By Ben Smith

Marist School plans to expand the student parking lot (pictured, right) will encompass the practice field currently to its immediate west.

To DeKalb County Commissioner Kathie Gannon, the issue appears clear-cut. Marist School cannot remove wetland trees to expand its campus without violating the county’s zoning code.

“For me, their threshold issue is the treatment of the flood plain,” Gannon said during an interview Feb. 19.

Marist wants to cut flood plain trees to build a new lacrosse and soccer field and a parking lot on the north side of Nancy Creek, which flows through the campus.

The permit request is part of a larger project to redevelop the campus. It includes renovating and raising the height of existing buildings, adding parking lots and new tennis courts, as well as install new ball fields.

The DeKalb County Board of Commissioners is scheduled to vote on the matter on March 16.

Gannon said she sent a letter to Marist’s attorneys in mid-February asking for the legal basis for the school’s request to remove flood plain trees. On Friday, Gannon said she was still waiting for a response.

The county’s tree ordinance, enacted in February 1999, prohibits cutting down flood plain trees. Neighborhood activists say that making an exception for Marist would set a bad precedent.

“When it comes to zoning, the old adage of the camel that gets its nose in the tent really applies.” said Gail Davidson, president of the Ashford Alliance Community Association. “If this goes through, it could be a disaster.

The association’s board voted to ask the county not to allow the tree removal.

“In the future developers and their lawyers will use it as a precedent and demand the same kind of decisions for their clients,” Davidson said.

However, Marist attorney Kathy Zickert said the precedent has already been made. Zickert cited past waivers granted for Silverbacks Stadium in Doraville and New Birth Missionary Baptist Church, which built baseball fields in flood plains.

Zickert said that Marist was previously granted permission to develop in the disputed wooded flood area on the northwest side of the campus.

In 2000, after the passage of the tree ordinance, Zickert said she obtained permits to build a 20,000-square-foot stadium and a 12,000-square-foot cafeteria and a parking lot on the same site.

The plan was to convert an existing Montessori school into a middle school for 600 students, Zickert said.

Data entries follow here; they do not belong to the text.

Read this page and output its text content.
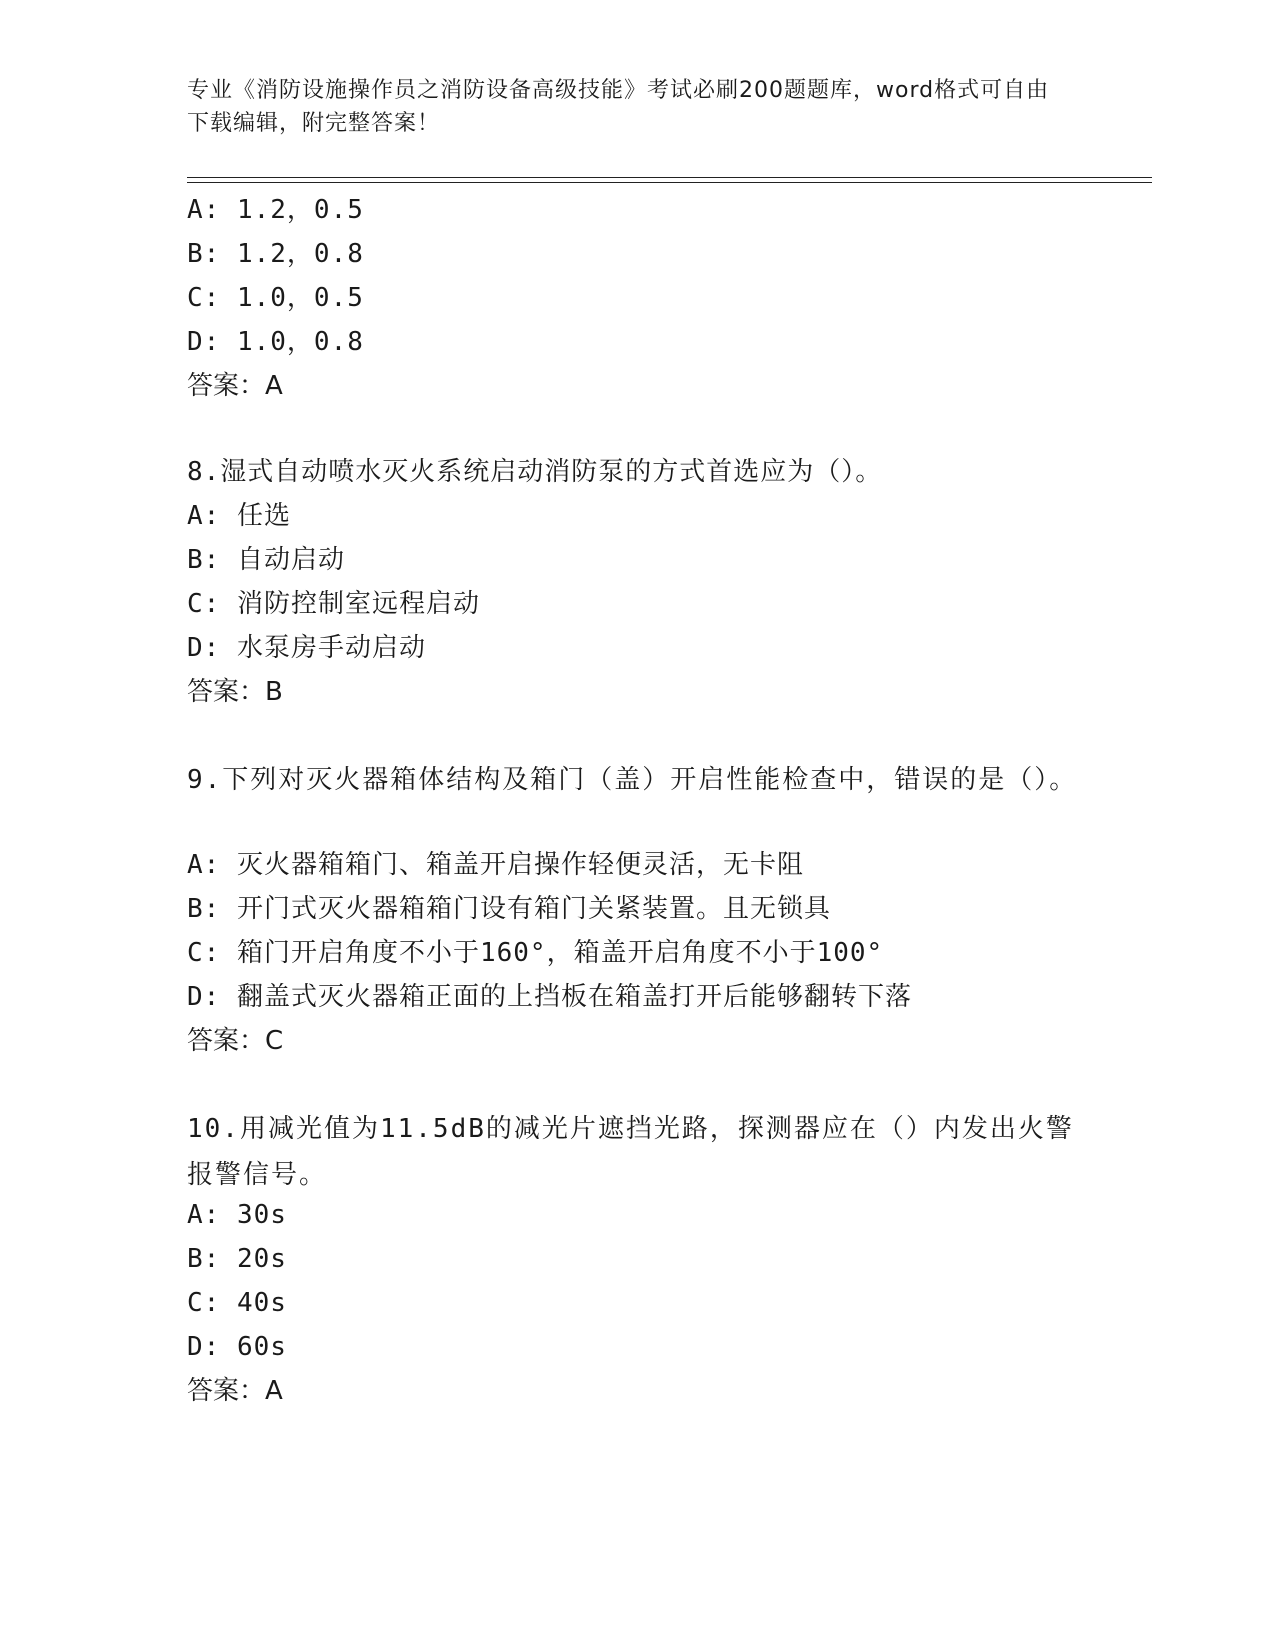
专业《消防设施操作员之消防设备高级技能》考试必刷200题题库，word格式可自由下载编辑，附完整答案！
A: 1.2，0.5
B: 1.2，0.8
C: 1.0，0.5
D: 1.0，0.8
答案：A
8.湿式自动喷水灭火系统启动消防泵的方式首选应为（）。
A: 任选
B: 自动启动
C: 消防控制室远程启动
D: 水泵房手动启动
答案：B
9.下列对灭火器箱体结构及箱门（盖）开启性能检查中，错误的是（）。
A: 灭火器箱箱门、箱盖开启操作轻便灵活，无卡阻
B: 开门式灭火器箱箱门设有箱门关紧装置。且无锁具
C: 箱门开启角度不小于160°，箱盖开启角度不小于100°
D: 翻盖式灭火器箱正面的上挡板在箱盖打开后能够翻转下落
答案：C
10.用减光值为11.5dB的减光片遮挡光路，探测器应在（）内发出火警报警信号。
A: 30s
B: 20s
C: 40s
D: 60s
答案：A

“I can develop on that property right now,” Zickert said. “It’s a myth that you can’t build in a flood plain.”

Exceptions to the ban on clear-cutting wetlands include the removal of diseased or insect-infected trees, to build or repair roads or utilities or to manage storm water.

The county also may waive the ban for landowners who will suffer significant financial harm. A waiver may also be granted if at least 75 percent of the property received land disturbance permits prior to the 1999 tree ordinance.

Zickert said the Marist project easily meets that standard.

Davidson and other members of the association say they don’t object to most of Marist’s expansion plans.

“We’re just opposed to cutting down trees in a flood plain,” Davidson said. “Once that issue is determined, we can move forward. Hopefully we’ll get this thing decided.”